Accessibility is important by itself, however it is also an essential component of universal design. If you’d like to build universal design into your practice too, visit the ARC Universal Design Checklist page.

Is your course content readable?

This applies to documents, Canvas, and any web content that you might link to for students. By ensuring that your content is readable, you are meeting both accessibility and universal design principles, increasing the usability of your content.

  • Used headers and lists to organize content.
  • Chunk information into manageable sizes.
  • Build “white space” into your content.
    • Avoid crowding information together.
  • Use font size no smaller than 12 point.
  • Avoid long paragraphs.

Do your images have alternate text?
  • All images require alternate text:
    • no longer than 125 characters.
    • do not reference “picture of” or “image of” in alt-text description.
    • use proper punctuation and grammar in alt-text description.
  • Complex images (such as graphs, charts, infographics, art) may require long descriptions.
  • Alternate formats for data sets, such as tables, is recommended whenever possible.
  • If you need help, visit our Accessibility: Images, Graphs, and Charts page.

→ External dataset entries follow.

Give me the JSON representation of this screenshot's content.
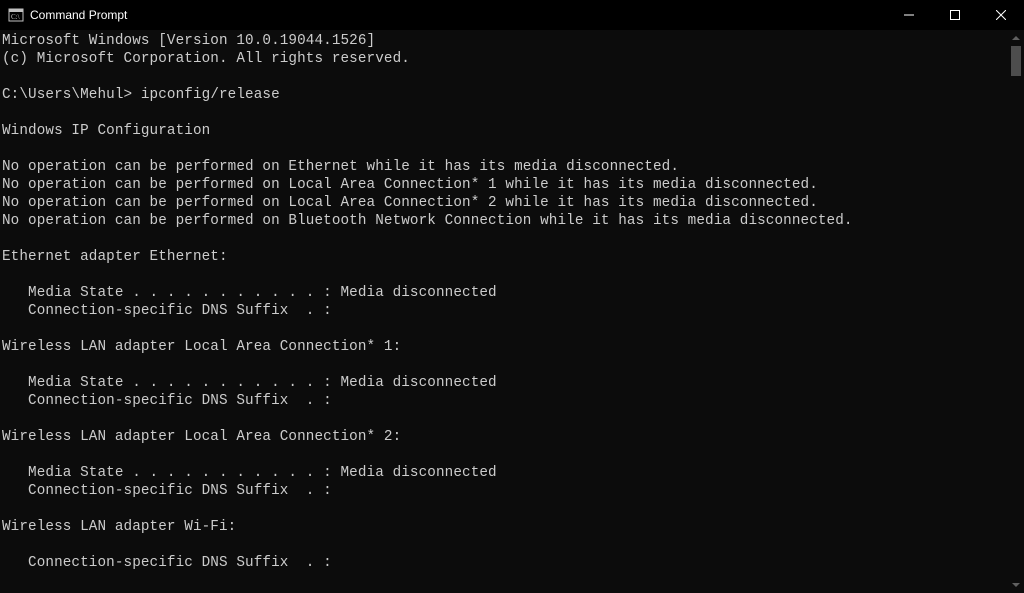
{
  "window": {
    "title": "Command Prompt"
  },
  "terminal": {
    "line0": "Microsoft Windows [Version 10.0.19044.1526]",
    "line1": "(c) Microsoft Corporation. All rights reserved.",
    "line2": "",
    "line3_prompt": "C:\\Users\\Mehul>",
    "line3_cmd": " ipconfig/release",
    "line4": "",
    "line5": "Windows IP Configuration",
    "line6": "",
    "line7": "No operation can be performed on Ethernet while it has its media disconnected.",
    "line8": "No operation can be performed on Local Area Connection* 1 while it has its media disconnected.",
    "line9": "No operation can be performed on Local Area Connection* 2 while it has its media disconnected.",
    "line10": "No operation can be performed on Bluetooth Network Connection while it has its media disconnected.",
    "line11": "",
    "line12": "Ethernet adapter Ethernet:",
    "line13": "",
    "line14": "   Media State . . . . . . . . . . . : Media disconnected",
    "line15": "   Connection-specific DNS Suffix  . :",
    "line16": "",
    "line17": "Wireless LAN adapter Local Area Connection* 1:",
    "line18": "",
    "line19": "   Media State . . . . . . . . . . . : Media disconnected",
    "line20": "   Connection-specific DNS Suffix  . :",
    "line21": "",
    "line22": "Wireless LAN adapter Local Area Connection* 2:",
    "line23": "",
    "line24": "   Media State . . . . . . . . . . . : Media disconnected",
    "line25": "   Connection-specific DNS Suffix  . :",
    "line26": "",
    "line27": "Wireless LAN adapter Wi-Fi:",
    "line28": "",
    "line29": "   Connection-specific DNS Suffix  . :"
  }
}
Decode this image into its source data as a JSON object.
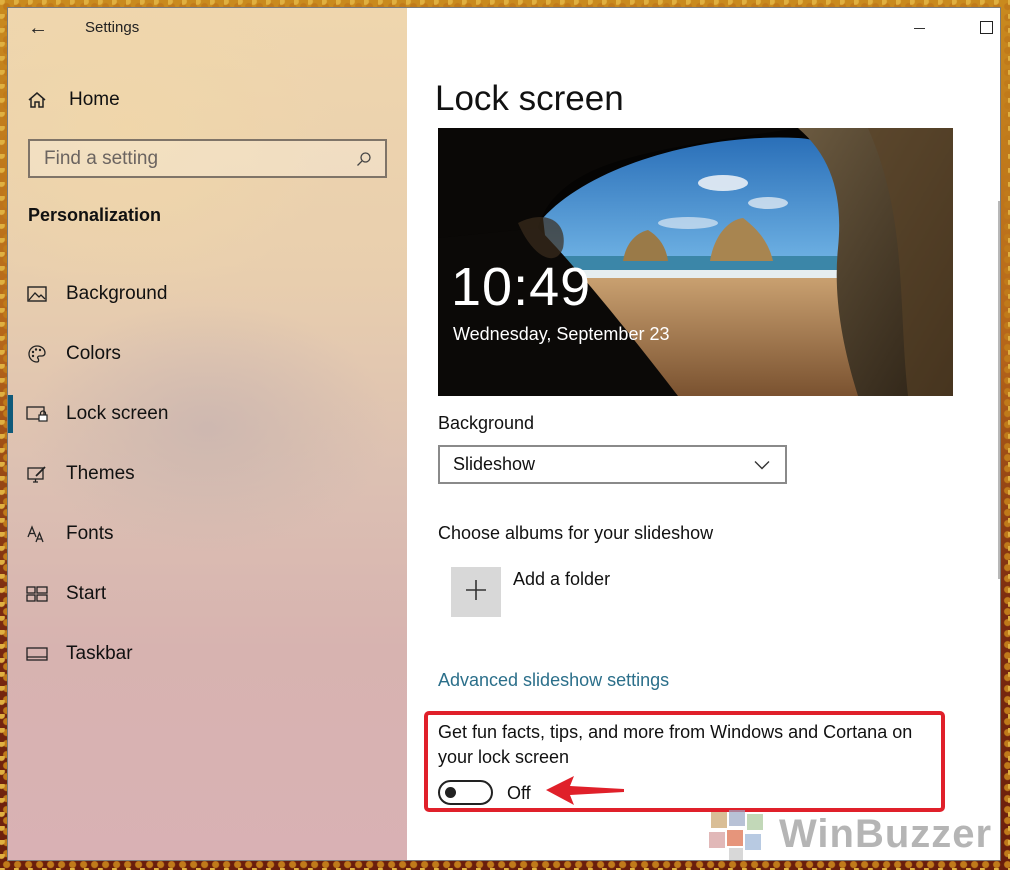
{
  "window": {
    "title": "Settings"
  },
  "sidebar": {
    "home_label": "Home",
    "search_placeholder": "Find a setting",
    "section_title": "Personalization",
    "items": [
      {
        "label": "Background",
        "icon": "image-icon"
      },
      {
        "label": "Colors",
        "icon": "palette-icon"
      },
      {
        "label": "Lock screen",
        "icon": "lock-screen-icon",
        "selected": true
      },
      {
        "label": "Themes",
        "icon": "themes-icon"
      },
      {
        "label": "Fonts",
        "icon": "fonts-icon"
      },
      {
        "label": "Start",
        "icon": "start-icon"
      },
      {
        "label": "Taskbar",
        "icon": "taskbar-icon"
      }
    ]
  },
  "main": {
    "page_title": "Lock screen",
    "preview": {
      "time": "10:49",
      "date": "Wednesday, September 23"
    },
    "background_label": "Background",
    "background_value": "Slideshow",
    "albums_label": "Choose albums for your slideshow",
    "add_folder_label": "Add a folder",
    "advanced_link": "Advanced slideshow settings",
    "tips_text": "Get fun facts, tips, and more from Windows and Cortana on your lock screen",
    "tips_toggle_label": "Off",
    "tips_toggle_on": false
  },
  "watermark": {
    "text": "WinBuzzer"
  },
  "colors": {
    "accent": "#0f5a7a",
    "link": "#2b6f8a",
    "highlight": "#e0202a"
  }
}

Do your videos have captions?
  • All videos should have accurate closed captions that:
    • are 99% accurate, reflecting the speaker’s exact words with correct spelling, punctuation, and grammar.
    • appear at the same time the words are spoken and not display too fast for viewers to read.
    • include relevant background information (e.g. music description).
    • display from the start of the video to the end.
    • not block important content and be a readable font size.
  • If you need help with captioning, visit our Accessibility: Captioning page.

Are hyperlinks descriptive?
  • Do not use the URL for a hyperlink.
  • Avoid using “click here.”
  • Use a descriptive title (often the title of the page you are linking to).

Did you use color effectively?
  • Use darker font on lighter backgrounds; or lighter font on darker backgrounds.
    • Use a color contrast checker to ensure accessibility.
  • Avoid the following color contrasts:
    • Red and Green
    • Green and Brown
    • Blue and Purple
    • Blue and Grey
    • Blue and Yellow
    • Green and Blue
    • Green and Grey
    • Green and Black
    • Light Green and Yellow
  • Use more than color to convey important information:
    • color + shape
    • color + number
    • color + pattern or line styles
    • color + text
  • If you need help using color effectively, visit our Accessibility: Color and Contrast page.

Did you use an accessibility checker to review your content?

Even when you put accessibility into the design and review of your course content, it’s important to utilize available accessibility checkers, for a second review.